Rellenos en aguas españolas y vertidos de buques son realidades señaladas por el alcalde y que, a su juicio, no están contempladas en las respuestas oficiales. Preguntas sencillas —qué ocurrirá con esos vertidos, quién asumirá responsabilidades, cómo se protegerán las aguas y el litoral— siguen sin respuesta pública conocida por las fuentes locales.
En momentos en los que las decisiones de Estado se tratan en foros internacionales, la exigencia de transparencia y de coordinación con las autoridades locales no puede ser una opción ornamental. Si la Unión Europea y los embajadores debaten el futuro de la Verja y los efectos del tratado, los afectados directos merecen estar informados y preparados para los cambios.

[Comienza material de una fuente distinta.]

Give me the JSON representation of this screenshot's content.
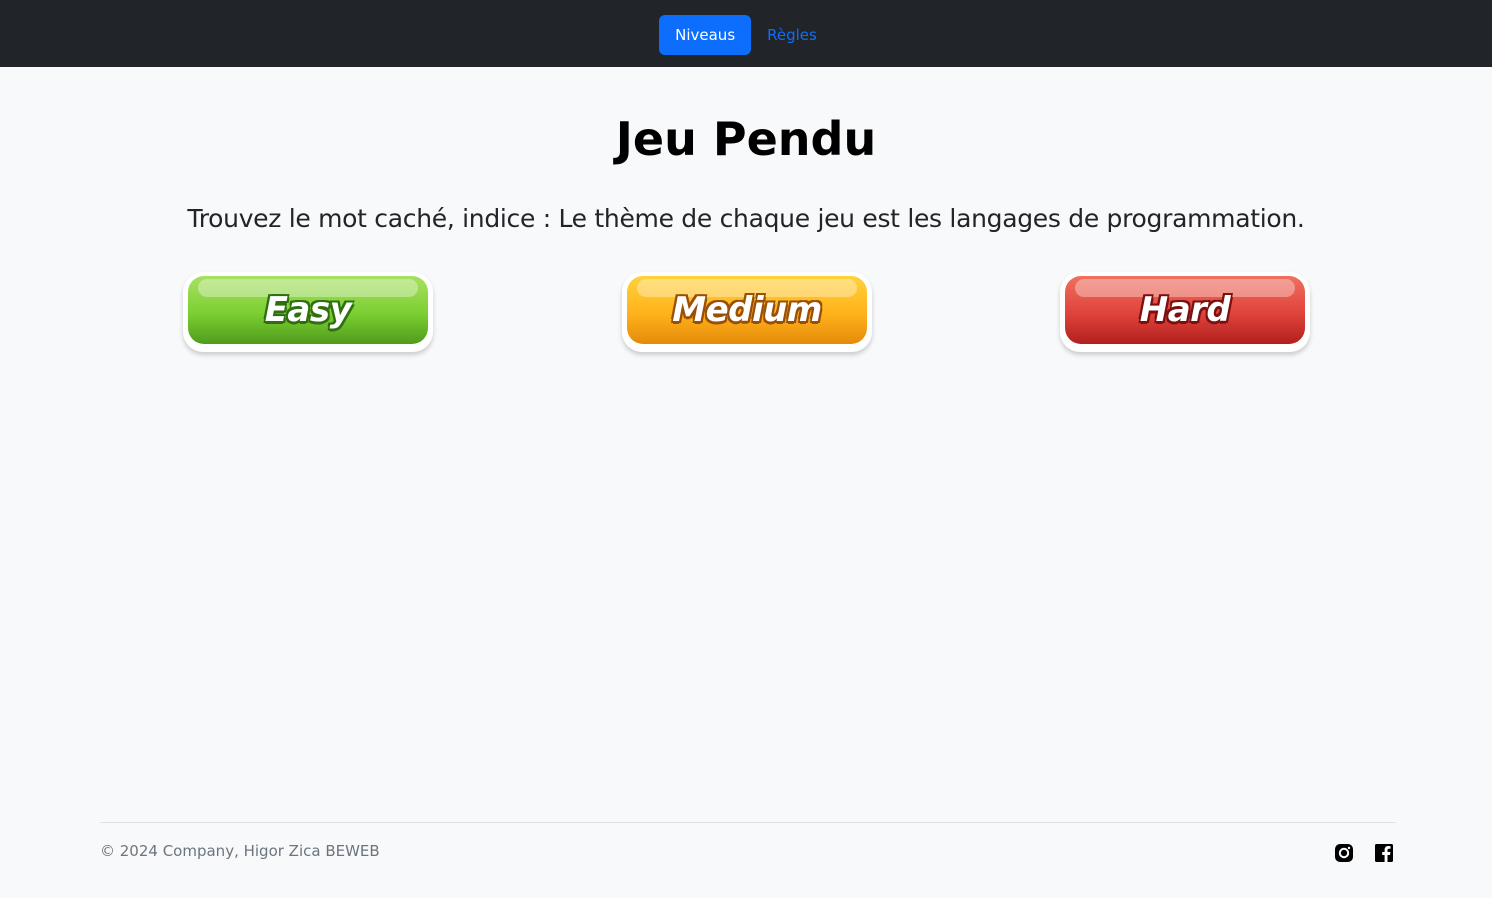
{
  "nav": {
    "items": [
      {
        "label": "Niveaus",
        "active": true
      },
      {
        "label": "Règles",
        "active": false
      }
    ]
  },
  "main": {
    "title": "Jeu Pendu",
    "subtitle": "Trouvez le mot caché, indice : Le thème de chaque jeu est les langages de programmation.",
    "levels": [
      {
        "label": "Easy",
        "color": "#7ccf32"
      },
      {
        "label": "Medium",
        "color": "#ffb21c"
      },
      {
        "label": "Hard",
        "color": "#e0433b"
      }
    ]
  },
  "footer": {
    "copyright": "© 2024 Company, Higor Zica BEWEB",
    "social_icons": [
      "instagram-icon",
      "facebook-icon"
    ]
  },
  "colors": {
    "navbar_bg": "#212529",
    "accent": "#0d6efd",
    "page_bg": "#f8f9fa"
  }
}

No se trata de política menor: es prudencia elemental y respeto institucional. Ignorar la inquietud de una comarca que convive diariamente con las realidades físicas y ambientales del Estrecho es una torpeza que puede acarrear daño ecológico y social. El Gobierno debe clarificar, con datos y con interlocución directa, las medidas previstas para atender las preocupaciones sobre vertidos y rellenos y explicar por qué no se dio información previa a los alcaldes antes de la reunión de Bruselas.
Solo con transparencia, con la palabra pública como brújula y con la responsabilidad compartida entre las administraciones, se podrá conjurar la incertidumbre. Mientras tanto, el silencio oficial seguirá alimentando dudas legítimas en quienes tienen a su cargo la defensa del litoral y del interés general del Campo de Gibraltar.